How do you verify it is teaching you the correct thing if you don't have any baseline to compare it to?
Doesn't that sound ridiculous to you?
Admittedly, part of it is my own desire for code that looks a certain way, not just that which solves the problem.
Choosing the battles to pick is part of the skill at the moment.
I use AI for a lot of boiler plate, tedious tasks I can’t quite do a vim recording for, small targeted scripts.
The boilerplate argument is becoming quite old.
It’s basically just a translation, but with dozens of tables, each with dozens of columns it gets tedious pretty fast.
If given other files from the project as context it’s also pretty good at generating the table and column descriptions for documentation, which I would probably just not write at all if doing it by hand.
I think you need to imagine all the things you could be doing with LLMs.

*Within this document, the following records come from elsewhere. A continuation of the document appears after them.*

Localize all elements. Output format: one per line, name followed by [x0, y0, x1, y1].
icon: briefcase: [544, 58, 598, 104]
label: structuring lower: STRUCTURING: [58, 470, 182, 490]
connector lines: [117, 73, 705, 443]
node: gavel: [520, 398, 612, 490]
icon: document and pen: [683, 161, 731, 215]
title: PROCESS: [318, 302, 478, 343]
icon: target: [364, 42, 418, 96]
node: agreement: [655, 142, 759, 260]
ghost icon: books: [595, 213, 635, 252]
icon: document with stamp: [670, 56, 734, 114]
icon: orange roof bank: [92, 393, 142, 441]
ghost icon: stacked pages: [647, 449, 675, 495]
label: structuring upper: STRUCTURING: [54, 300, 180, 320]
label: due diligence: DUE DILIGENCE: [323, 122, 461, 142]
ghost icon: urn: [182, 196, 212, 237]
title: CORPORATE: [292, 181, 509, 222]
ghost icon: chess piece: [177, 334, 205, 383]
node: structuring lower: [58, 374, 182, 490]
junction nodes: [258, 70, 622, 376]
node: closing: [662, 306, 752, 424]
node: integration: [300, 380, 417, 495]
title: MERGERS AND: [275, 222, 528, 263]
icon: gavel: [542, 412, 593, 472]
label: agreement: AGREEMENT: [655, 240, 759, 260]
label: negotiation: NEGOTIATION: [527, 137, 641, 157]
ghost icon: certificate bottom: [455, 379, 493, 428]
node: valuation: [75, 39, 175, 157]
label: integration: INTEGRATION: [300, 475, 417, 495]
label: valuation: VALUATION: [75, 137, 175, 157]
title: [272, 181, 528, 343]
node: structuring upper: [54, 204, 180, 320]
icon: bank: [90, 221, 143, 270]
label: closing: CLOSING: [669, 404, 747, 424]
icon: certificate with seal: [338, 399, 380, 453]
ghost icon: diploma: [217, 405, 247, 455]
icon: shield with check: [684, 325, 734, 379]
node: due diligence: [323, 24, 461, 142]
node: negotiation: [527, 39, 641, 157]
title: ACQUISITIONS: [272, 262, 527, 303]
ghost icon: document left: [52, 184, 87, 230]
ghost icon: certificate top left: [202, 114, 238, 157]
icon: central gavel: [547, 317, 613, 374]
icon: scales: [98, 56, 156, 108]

For me the biggest thing is so many tedious things are now unlocked. Refactors that are just slightly beyond the IDE, checking your config (the number of typos it’s picked up that could take me hours because eyes can be stupid), data processing that’s similar to what you have done before but different enough to be annoying.
It's not AI, there is no intelligence. A language model as the name says deals with language. Current ones are surprisingly good at it but it's still not more than that.
Writing the code is the fast and easy part once you know what you want to do. I use AI as a rubber duck to shorten that cycle, then write it myself.